His starving artist days turned brighter. In his 20s he sculpted a horse head piece called "Flaming Mane" in just two hours in the middle of the night at a time when he was worried about raising his young family. When the Flaming Mare was mass-produced, people bought hundreds of thousands of copies, prompting him years later to cherish the work as his "gold record." In the 1970s Austin Productions of Holbrook, N.Y., one of the largest producers in the world of small art objects, appointed Spratt as sculptor in residence, commissioning him to create original figurines and statuettes for mass production. 

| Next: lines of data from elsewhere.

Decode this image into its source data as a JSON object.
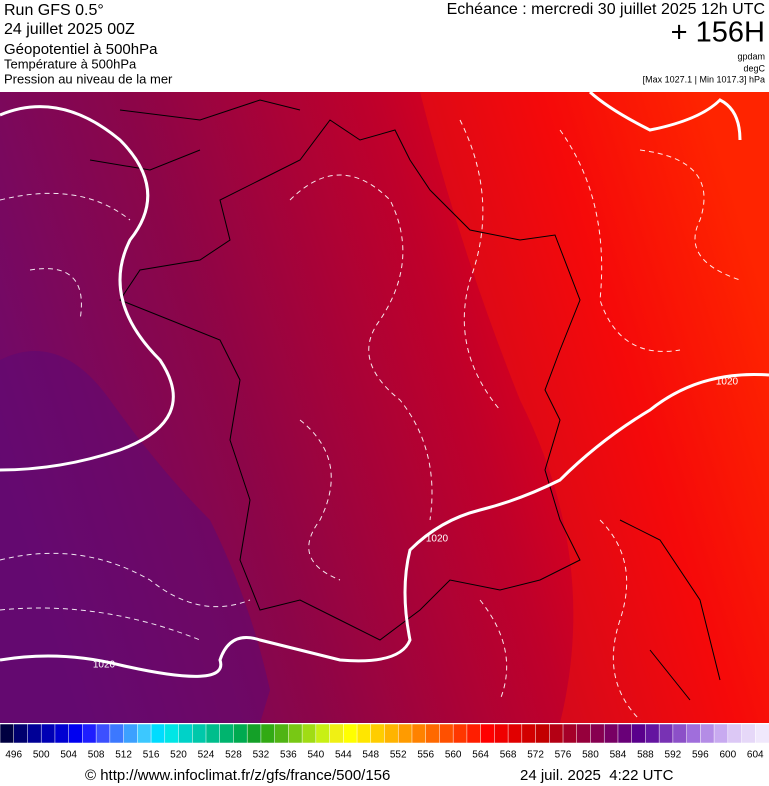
{
  "header": {
    "run": "Run GFS 0.5°",
    "date": "24 juillet 2025 00Z",
    "field1": "Géopotentiel à 500hPa",
    "field2": "Température à 500hPa",
    "field3": "Pression au niveau de la mer",
    "forecast": "Echéance : mercredi 30 juillet 2025 12h UTC",
    "lead": "+ 156H",
    "unit1": "gpdam",
    "unit2": "degC",
    "range": "[Max 1027.1 | Min 1017.3] hPa"
  },
  "map": {
    "isobar_labels": [
      "1020",
      "1020",
      "1020"
    ]
  },
  "colorbar": {
    "labels": [
      496,
      500,
      504,
      508,
      512,
      516,
      520,
      524,
      528,
      532,
      536,
      540,
      544,
      548,
      552,
      556,
      560,
      564,
      568,
      572,
      576,
      580,
      584,
      588,
      592,
      596,
      600,
      604
    ],
    "colors": [
      "#000040",
      "#00006e",
      "#000096",
      "#0000b4",
      "#0000d2",
      "#0000f0",
      "#1e1eff",
      "#3c50ff",
      "#3c78ff",
      "#3ca0ff",
      "#3cc8ff",
      "#00dcff",
      "#00e6e6",
      "#00d2c8",
      "#00c8aa",
      "#00be8c",
      "#00b46e",
      "#00aa50",
      "#14a028",
      "#32aa14",
      "#50b414",
      "#78c814",
      "#a0dc14",
      "#c8f014",
      "#f0f014",
      "#ffff00",
      "#ffe600",
      "#ffcd00",
      "#ffb400",
      "#ff9b00",
      "#ff8200",
      "#ff6900",
      "#ff5000",
      "#ff3700",
      "#ff1e00",
      "#ff0000",
      "#f00000",
      "#e10000",
      "#d20000",
      "#c30000",
      "#b40014",
      "#a50028",
      "#96003c",
      "#870050",
      "#780064",
      "#690078",
      "#5a008c",
      "#6414a0",
      "#7832b4",
      "#8c50c8",
      "#a06edc",
      "#b48ce6",
      "#c8aaf0",
      "#dcc8f5",
      "#e6d8f8",
      "#f0e8fc"
    ]
  },
  "footer": {
    "url": "© http://www.infoclimat.fr/z/gfs/france/500/156",
    "timestamp": "24 juil. 2025  4:22 UTC"
  }
}
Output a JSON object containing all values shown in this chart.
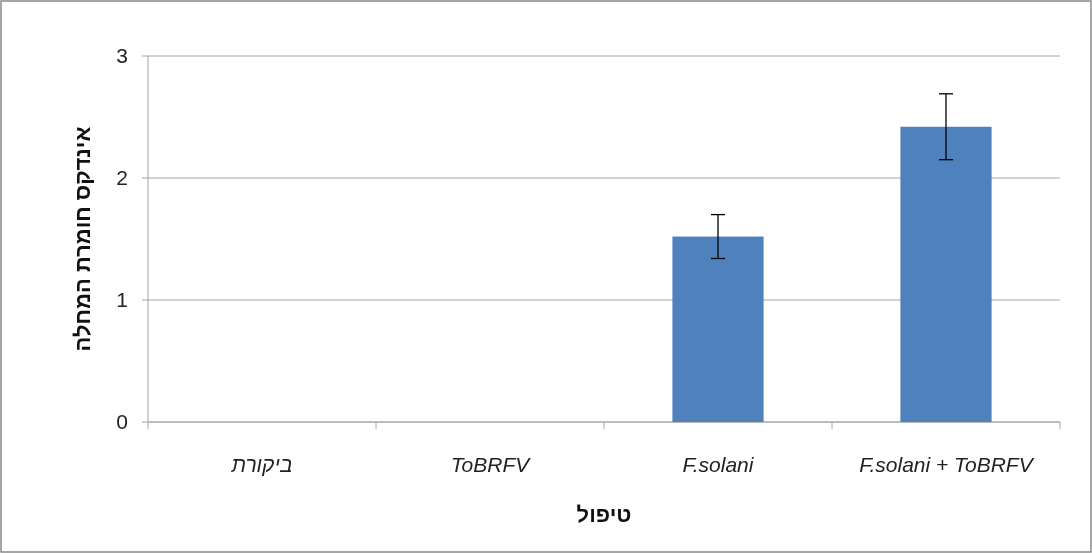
{
  "chart_data": {
    "type": "bar",
    "xlabel": "טיפול",
    "ylabel": "אינדקס חומרת המחלה",
    "categories": [
      "ביקורת",
      "ToBRFV",
      "F.solani",
      "F.solani + ToBRFV"
    ],
    "values": [
      0,
      0,
      1.52,
      2.42
    ],
    "errors": [
      null,
      null,
      0.18,
      0.27
    ],
    "color": "#4f81bd",
    "ylim": [
      0,
      3
    ],
    "yticks": [
      0,
      1,
      2,
      3
    ],
    "grid": "y"
  }
}
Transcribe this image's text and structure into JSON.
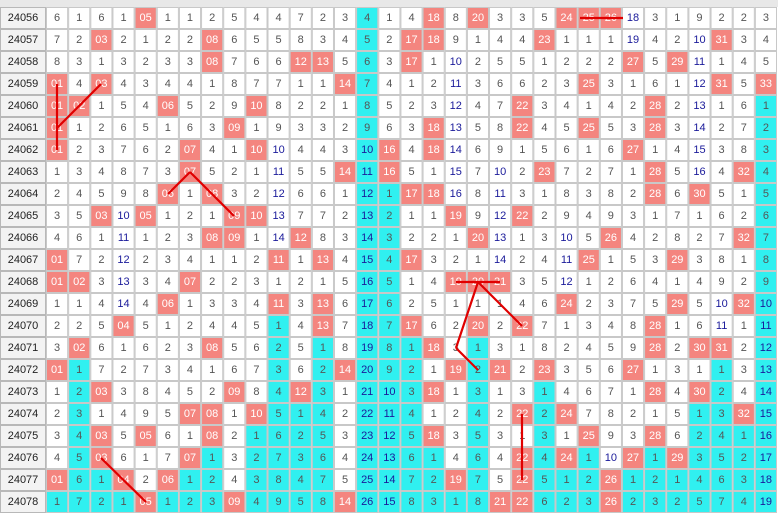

A fire at his studio in 1982 prompted a move to Atlanta, where he began to receive bigger commissions and earned renown for a series of bronze wildlife figures, numerous portrait heads and several large monuments, including portraits of actor Charlton Heston and for former Gov. Herman Eugene Talmadge in Georgia Park Plaza. Ten years later the artist returned home to Hendersonville and continued working.

“He brought us into the bronze age,” Youngblood quipped. Spratt designed the bronze busts of historic Henderson County figures in the county library.

A piece he made in 2000, called "Dousing the Devil," is on display at Hendersonville's Fire Station No. 1 as a memorial to firefighters who perished in the line of duty. It includes images of longtime city fire chief Charlie King and T. Lee Osborne, a city council member who was fire commissioner. His bronze busts of historic Henderson County figures are on display at the Henderson County public library.

Spratt worked up until his death. 

"He finished his last piece 'Wade,' a Pony Express rider galloping on a steed with his gun drawn, on September 23rd," his brother said.

Spratt leaves behind his fiancée, Carol Nail, with whom he lived in Hendersonville for six years, brother David Garlington Spratt and his wife Genetta in High Point, sister Kathleen Spratt Kraus and her husband Kenneth of Hendersonville, a son, Aaron Killian Spratt and his wife Jacey in Bethesda, Md., Carol's sons Jeffrey and Thomas, as well as five grandchildren and numerous nieces and nephews.

The family will hold a private service for family members will take place at Yellow Hill Veterans Memorial Cemetery in Cherokee. Friends and family are invited to celebrate his life at Lake Julian Park, shelter #1, in Arden, at 2 p.m. Saturday, Oct. 8.

Information from Invaluable.com, LocallyCrafted.com and Asheville Mortuary Services was used in this report. An earlier version of the story incorrectly reported the day of Mr. Spratt's death as Friday instead of Saturday.